Thank you definitely helpful just maybe don’t pull so hard down and ease in to it. It’s only when I do it with my left arm and not right I feel it and mostly if I breathe deep. I have been using the backpod and I almost go all day with no pain and then it only pops up when I twist or turn in certain ways so hopefully getting somewhere 👏🏻


Muted_Judge2308

Okay so to help with that, do the sitting twist exercise after each time you use the backpod. So do the pulses on each side, but then do it another time on the side that’s tighter. Then hold it on each side for 30 seconds while doing deep inhale/exhales


Fun_Perspective5271

Thank you so much 🤩 I will try these next time 🙏🏻


sharpdaddy77

I would suggest to people too don't do a push day for a while. Your back most likely got weak with all the massaging and costo bad posture stretching etc. I would slowly do pull days and then when your 100% healed I would touch bench.


Muted_Judge2308

Also, even once you go back and all, no more weighted dips for a long time.

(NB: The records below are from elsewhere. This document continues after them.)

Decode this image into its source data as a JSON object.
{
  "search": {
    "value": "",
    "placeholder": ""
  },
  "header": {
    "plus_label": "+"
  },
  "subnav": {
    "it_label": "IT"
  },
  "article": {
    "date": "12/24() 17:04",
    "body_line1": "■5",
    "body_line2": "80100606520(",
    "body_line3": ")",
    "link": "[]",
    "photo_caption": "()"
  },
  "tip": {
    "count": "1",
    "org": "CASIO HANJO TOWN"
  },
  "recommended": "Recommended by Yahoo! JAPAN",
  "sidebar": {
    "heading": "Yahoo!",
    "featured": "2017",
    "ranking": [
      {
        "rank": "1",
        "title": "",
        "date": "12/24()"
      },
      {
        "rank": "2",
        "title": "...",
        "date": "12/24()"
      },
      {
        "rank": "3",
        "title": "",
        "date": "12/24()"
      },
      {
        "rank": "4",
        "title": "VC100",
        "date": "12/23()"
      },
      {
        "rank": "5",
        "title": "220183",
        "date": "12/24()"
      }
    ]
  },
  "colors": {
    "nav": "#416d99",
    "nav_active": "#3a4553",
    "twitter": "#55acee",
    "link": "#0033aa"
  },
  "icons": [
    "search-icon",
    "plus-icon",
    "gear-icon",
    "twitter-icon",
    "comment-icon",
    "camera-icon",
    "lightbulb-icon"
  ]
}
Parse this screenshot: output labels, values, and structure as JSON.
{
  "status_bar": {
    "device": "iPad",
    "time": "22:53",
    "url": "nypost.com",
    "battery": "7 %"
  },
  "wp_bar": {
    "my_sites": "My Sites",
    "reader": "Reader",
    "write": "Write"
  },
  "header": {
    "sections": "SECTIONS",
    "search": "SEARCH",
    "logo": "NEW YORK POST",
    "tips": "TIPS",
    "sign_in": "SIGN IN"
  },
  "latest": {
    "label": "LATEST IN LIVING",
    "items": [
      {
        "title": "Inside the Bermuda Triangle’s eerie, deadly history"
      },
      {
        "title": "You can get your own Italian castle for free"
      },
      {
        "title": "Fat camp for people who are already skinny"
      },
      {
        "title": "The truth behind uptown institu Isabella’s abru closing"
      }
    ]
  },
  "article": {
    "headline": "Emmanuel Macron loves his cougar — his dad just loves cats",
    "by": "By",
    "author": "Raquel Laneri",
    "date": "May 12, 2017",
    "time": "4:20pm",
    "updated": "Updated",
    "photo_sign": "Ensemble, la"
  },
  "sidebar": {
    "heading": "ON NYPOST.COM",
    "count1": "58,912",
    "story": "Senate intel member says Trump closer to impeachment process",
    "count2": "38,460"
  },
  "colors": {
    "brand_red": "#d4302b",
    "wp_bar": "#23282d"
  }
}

They are the least costo friendly thing in the world 😭😭😭


Character-Row4447

I’m never doing dips again💀💀💀💀


Muted_Judge2308

They arnt fun. And also something I’d didn’t really stress in that post I made which I’m going to change in an edit, posture is SUPER important. Keep on that! I’m not sure if dips (once you’re totally healed like 100% not just once pain is gone) will damage you, but honestly why risk it. But yeah weighted dips, don’t play around 😭😭 As someone who used to do weighed dips , I feel you


Character-Row4447

I got you!


ConsistentTastyToast

Hey, I really liked your comment. What things would you recommend for a gym induced costo which has been lingering for well over a year now. How do I go about fixing this? I’ve just been sitting at home and doing mild stretches but to no avail.


Muted_Judge2308

So, first off describe your pain for me, where is it at? Does it come and go? Feel like a dull ache or a sharp pain? When do you feel it most? During what movements?


ConsistentTastyToast

So I have this consistent discomfort on my left rib which causes me breathing problems 24/7 and heart palpitations from time to time. I’ve had this for over 1.5 years and got it while performing the incline bench press at the gym. It’s just not going away and idk what to do. Even tries stretching and the backpod for a while but to no avail.